Ayah, Aku Rindu (Surat Kecil Untuk Ayah)
Oleh: Adryan Naja
“Di mana akan kucari, aku menangis seorang diri. Hatiku s’lalu ingin bertemu, untukmu aku bernyanyi”. Lirik lagu ciptaan Rinto Harahap ini kembali mengusik ketenangan batin ini. Aku terdiam merasakan kepedihan hati. Kamar sepih, bisikan suara burung tak lagi terdengar. Ruang rasa dipenuhi oleh ayat-ayat rindu. Aku tertunduk sambil menatap wajahku yang berantakan di lembaran pengalaman. Aku sedih. Mengingat masa lalu yang telah pergi bersama irama waktu. Hanya rindu dan ingat membuka pintu kamar sepih dan sedih. Ah, aku ini makhluk yang tertimpa oleh kegagalan misteri. Barangkali misteri itu ada. Sehingga, di sudut kesedihan ini, aku ingat sekali wajahmu ayah,,,,,,,(sambil menangis, aku mengutuki diri yang malang ini).
********
Ayah,,,ayah,,,suaraku bergema memanggil namamu dalam surat ini. (Aku menulis surat ini sambil menangis ayah). Aku sebenarnya tak sanggup untuk menulis surat ini, tapi akan lebih luka lagi bila aku tidak jujur dengan diriku sendiri bahwa aku rindu dirimu ayah.
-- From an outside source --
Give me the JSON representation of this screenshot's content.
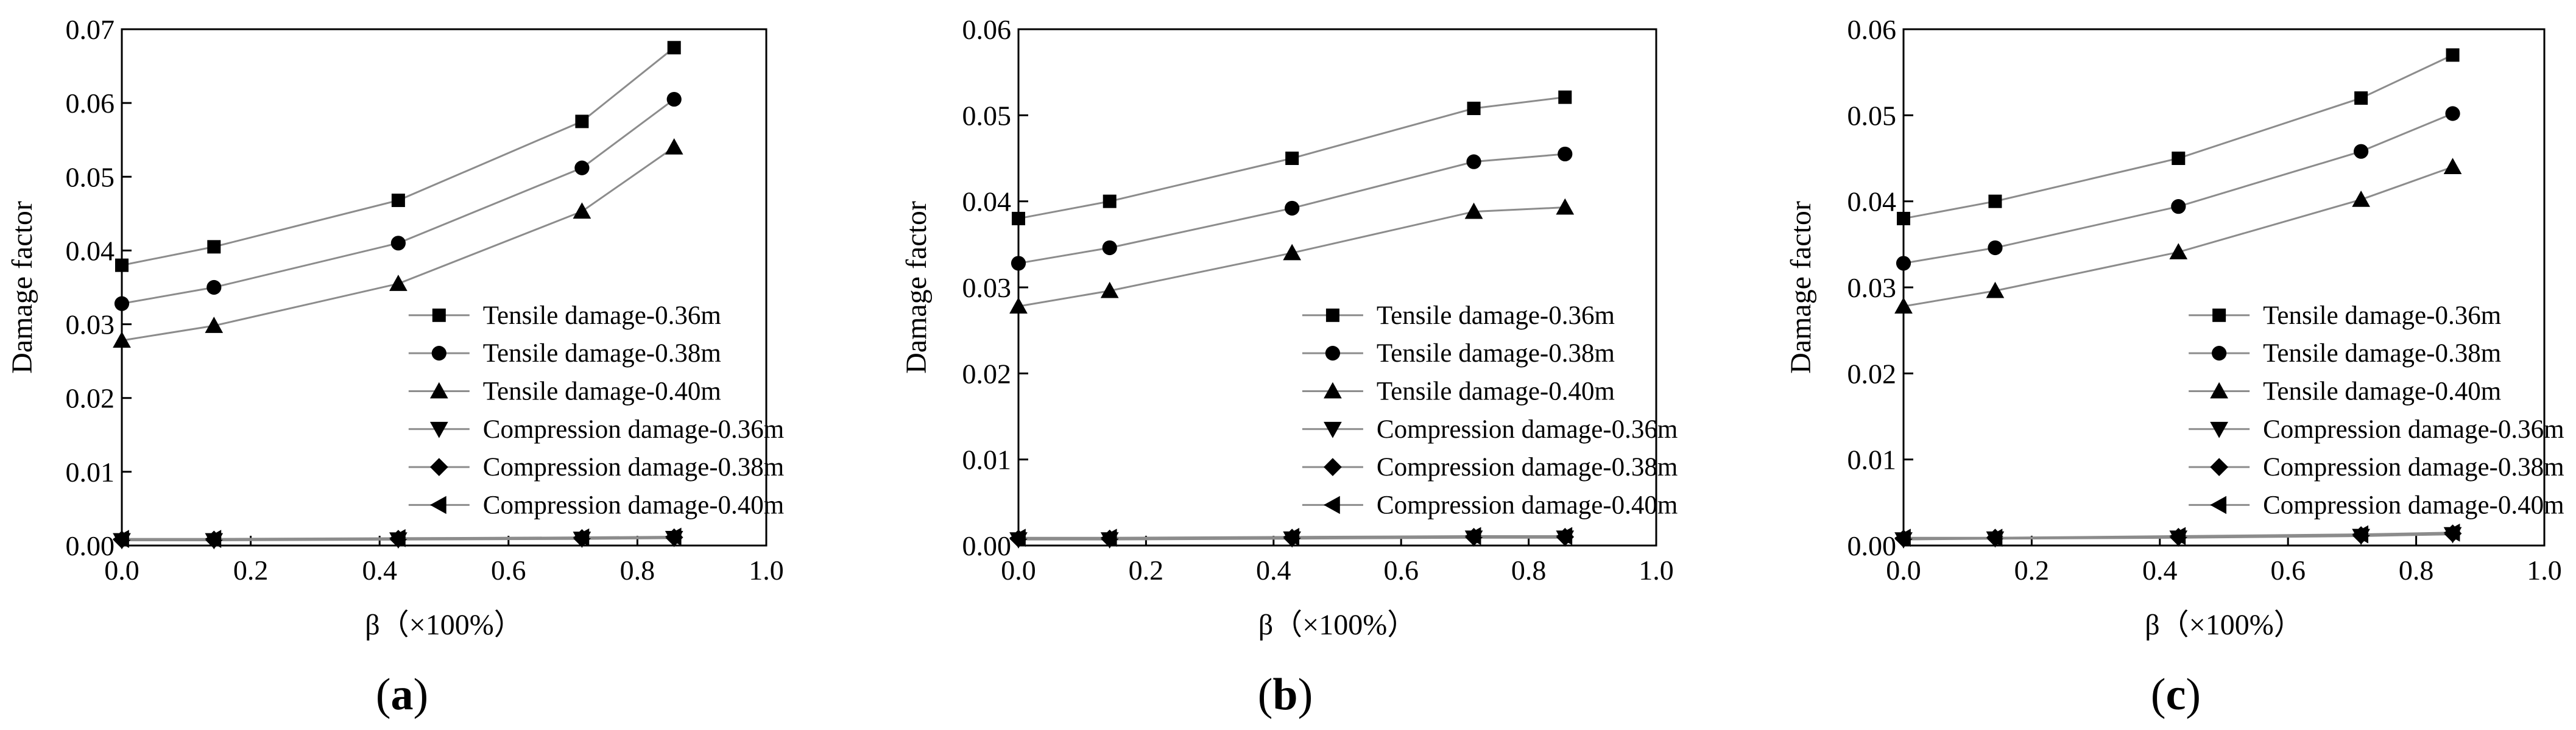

Baca Juga: Keterlibatan Gereja dalam Pendidikan Karakter KaumMuda
Aku tak tahu lagi apa yang harus aku lakukan di sini ketika ketiadaan dirimu seakan menghilangkan semua duniaku. Aku tak mempunyai apa-apa lagi selain rasa benci dan kecewa, luka dan duka, rindu dan sayang tercecer di ruang rasa dan ideku. Hari-hari hidupku selalu dipenuhi dengan berbagai rindu dan kecewa. Aku benci sekaligus rindu dirimu ayah. Kepergianmu menjadi awal dari semua kisah aneh dan sejarah terburuk dalam hidupku. Aku tidak tahu, engkau di mana sekarang. Aku tak mengerti mengapa engkau pergi di saat-saat aku belum mampu merelakan dan memaafkan. Aku di sini hanya menatap wajahku sendiri, menatap hari-hari hidupku yang selalu setia menemaniku ke ruang benci dan dendam pada Yang Mahakuasa. Mungkin Dia yang melakukan semuanya ini.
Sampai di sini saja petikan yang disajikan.